Исай Давыдов - Я вернусь через тысячу лет
Когда же я понял, в чем дело, было поздно.
Много раз потом я пытался припомнить, из-за чего в тот вечер случилась ссора. И никак не мог припомнить.
Отлично вижу тот вечер – серовато-пасмурный, как и большинство вечеров на нашем материке. После ужина мы долго сидели с Бирутой недалеко от корабля, на длинном гладком коричневом ящике, выгруженном из трюма.
Помню пустой, выжженный космодром и по краям его – редкие кустики молодой, нежно-зеленой и необычно пышной травы. Помню пылающую, кроваво-красную полоску облаков на западе, в стороне заката. И еще помню тоскливое, щемящее чувство нежелания возвращаться в нашу маленькую, безоконную каюту, в нашу “конуру”, как недавно стала называть ее Бирута. Каюта, которая когда-то казалось нам верхом удобства, теперь раздражала, была просто ненавистна – и своей жуткой теснотой, и своей темно-серой мрачностью (даже при самом ярком свете), и своей глухой оторванностью от всего живого. В ней можно было только спать и читать. Ничего больше в ней нельзя было делать.

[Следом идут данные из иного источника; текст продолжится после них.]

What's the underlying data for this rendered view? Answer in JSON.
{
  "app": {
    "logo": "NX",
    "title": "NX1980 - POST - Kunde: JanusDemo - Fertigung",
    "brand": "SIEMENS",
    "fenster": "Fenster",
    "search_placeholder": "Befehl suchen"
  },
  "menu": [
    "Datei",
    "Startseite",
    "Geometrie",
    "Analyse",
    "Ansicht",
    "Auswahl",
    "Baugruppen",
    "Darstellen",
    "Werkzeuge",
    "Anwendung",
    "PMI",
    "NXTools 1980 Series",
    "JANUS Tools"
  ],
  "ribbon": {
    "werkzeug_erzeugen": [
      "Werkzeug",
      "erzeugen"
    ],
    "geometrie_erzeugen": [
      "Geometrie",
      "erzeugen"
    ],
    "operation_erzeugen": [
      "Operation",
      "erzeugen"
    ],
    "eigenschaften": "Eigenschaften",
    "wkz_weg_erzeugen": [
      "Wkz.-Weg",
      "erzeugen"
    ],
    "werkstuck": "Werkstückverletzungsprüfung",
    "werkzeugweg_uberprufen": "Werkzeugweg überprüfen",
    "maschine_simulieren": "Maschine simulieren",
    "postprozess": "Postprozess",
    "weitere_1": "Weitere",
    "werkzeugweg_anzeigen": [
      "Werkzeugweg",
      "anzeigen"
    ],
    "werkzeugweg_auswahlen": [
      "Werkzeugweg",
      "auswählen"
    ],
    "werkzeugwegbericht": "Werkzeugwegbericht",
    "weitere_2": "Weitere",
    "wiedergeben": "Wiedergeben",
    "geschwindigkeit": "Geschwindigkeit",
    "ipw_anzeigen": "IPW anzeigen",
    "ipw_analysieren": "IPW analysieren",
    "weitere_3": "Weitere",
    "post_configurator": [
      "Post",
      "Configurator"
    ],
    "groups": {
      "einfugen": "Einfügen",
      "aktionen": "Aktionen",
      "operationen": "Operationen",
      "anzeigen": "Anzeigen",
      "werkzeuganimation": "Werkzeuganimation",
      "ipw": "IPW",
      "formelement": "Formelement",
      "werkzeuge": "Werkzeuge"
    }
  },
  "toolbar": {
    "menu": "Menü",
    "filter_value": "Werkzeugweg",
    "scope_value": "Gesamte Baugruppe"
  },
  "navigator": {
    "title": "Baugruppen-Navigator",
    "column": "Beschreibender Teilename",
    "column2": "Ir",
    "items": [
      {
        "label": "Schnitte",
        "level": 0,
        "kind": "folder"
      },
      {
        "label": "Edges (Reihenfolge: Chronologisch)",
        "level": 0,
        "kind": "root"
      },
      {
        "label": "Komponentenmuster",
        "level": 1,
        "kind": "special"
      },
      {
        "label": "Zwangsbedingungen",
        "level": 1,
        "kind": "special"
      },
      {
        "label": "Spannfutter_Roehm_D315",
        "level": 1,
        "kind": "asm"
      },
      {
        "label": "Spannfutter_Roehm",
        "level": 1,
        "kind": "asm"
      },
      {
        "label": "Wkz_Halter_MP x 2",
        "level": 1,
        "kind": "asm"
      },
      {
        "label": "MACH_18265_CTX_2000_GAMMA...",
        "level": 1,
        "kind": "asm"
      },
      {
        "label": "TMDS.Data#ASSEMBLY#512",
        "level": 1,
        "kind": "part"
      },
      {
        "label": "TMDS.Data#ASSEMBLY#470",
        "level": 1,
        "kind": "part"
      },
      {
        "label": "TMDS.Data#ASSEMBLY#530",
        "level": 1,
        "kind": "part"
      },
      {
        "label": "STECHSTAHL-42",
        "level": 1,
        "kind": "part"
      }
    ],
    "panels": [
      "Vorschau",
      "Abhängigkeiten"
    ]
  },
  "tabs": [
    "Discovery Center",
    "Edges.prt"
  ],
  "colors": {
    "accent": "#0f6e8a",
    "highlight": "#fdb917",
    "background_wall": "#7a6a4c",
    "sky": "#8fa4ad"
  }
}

Пока Бирута вела в школе класс – ей нетрудно было мириться с тесным нашим домом. Она поздно возвращалась на космодром и, по существу, только спала в нашей каюте. Да иногда читала. Все остальное время отдавала школе, интернату, школьным будням и праздникам.
Когда же Бируте пришлось перейти на время в методический кабинет – обычная участь всех учительниц, готовящихся стать матерями, – свободного времени прибавилось, и неудобства стали раздражать мою жену особенно сильно.

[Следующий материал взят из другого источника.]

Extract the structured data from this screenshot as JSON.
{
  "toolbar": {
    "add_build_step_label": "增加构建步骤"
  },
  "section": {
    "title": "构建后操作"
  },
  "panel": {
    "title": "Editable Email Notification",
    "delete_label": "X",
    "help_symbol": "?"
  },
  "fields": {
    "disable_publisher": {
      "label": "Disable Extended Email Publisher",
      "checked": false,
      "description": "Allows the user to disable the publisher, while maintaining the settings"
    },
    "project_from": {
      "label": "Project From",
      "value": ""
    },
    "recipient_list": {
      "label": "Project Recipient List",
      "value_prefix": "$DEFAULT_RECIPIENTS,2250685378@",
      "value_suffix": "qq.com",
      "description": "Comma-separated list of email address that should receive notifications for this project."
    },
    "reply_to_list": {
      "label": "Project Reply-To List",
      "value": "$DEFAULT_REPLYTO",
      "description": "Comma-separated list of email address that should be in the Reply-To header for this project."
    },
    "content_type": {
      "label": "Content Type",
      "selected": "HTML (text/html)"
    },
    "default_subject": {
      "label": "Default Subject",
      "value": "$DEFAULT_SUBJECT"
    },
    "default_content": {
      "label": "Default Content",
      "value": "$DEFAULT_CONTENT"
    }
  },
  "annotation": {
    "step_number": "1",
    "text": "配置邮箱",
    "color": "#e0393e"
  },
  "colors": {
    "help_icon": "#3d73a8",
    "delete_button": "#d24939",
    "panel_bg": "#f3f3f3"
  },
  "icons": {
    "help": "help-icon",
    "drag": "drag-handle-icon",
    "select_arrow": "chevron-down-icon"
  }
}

Впрочем, виновата тут была, конечно, не только наша каюта. Целиком поглощенный своей лабораторией, я часто возвращался на космодром поздно и не видел в этом ничего особенного. Раньше возвращалась поздно Бирута, теперь – я, что же тут такого? Кто же виноват в том, что дома мы не можем заниматься своим любимым делом?
Все это казалось настолько само собой разумеющимся, что я никак не мог в то время связать переменчивость настроения Бируты со своими поздними возвращениями.

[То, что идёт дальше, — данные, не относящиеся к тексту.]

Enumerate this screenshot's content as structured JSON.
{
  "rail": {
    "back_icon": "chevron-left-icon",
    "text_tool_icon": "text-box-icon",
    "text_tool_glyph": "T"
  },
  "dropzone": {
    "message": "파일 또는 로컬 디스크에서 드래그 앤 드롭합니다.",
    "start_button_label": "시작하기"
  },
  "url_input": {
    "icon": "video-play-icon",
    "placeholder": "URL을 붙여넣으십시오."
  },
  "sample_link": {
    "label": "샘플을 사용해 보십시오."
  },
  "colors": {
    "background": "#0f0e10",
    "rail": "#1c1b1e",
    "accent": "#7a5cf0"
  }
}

Короче, я был просто слеп. Вот до того самого вечера.
Кажется, в тот вечер, как обычно, я рассказывал Бируте о делах в нашей лаборатории. И, наверно, как обычно, упомянул Ружену. Может, даже восторженно упомянул. Все мы часто восхищались ею.
Бирута ничего не сказала мне в тот момент. Поэтому я до сих пор и не знаю, упоминал я Ружену или нет. Но потом, позже, когда мы уже были в каюте, и я читал “Экскурсы в историю роботехники” Федорчука, Бирута из-за чего-то раскипятилась и бросила мне:
– У тебя удивительный талант находить время для всех, кроме жены!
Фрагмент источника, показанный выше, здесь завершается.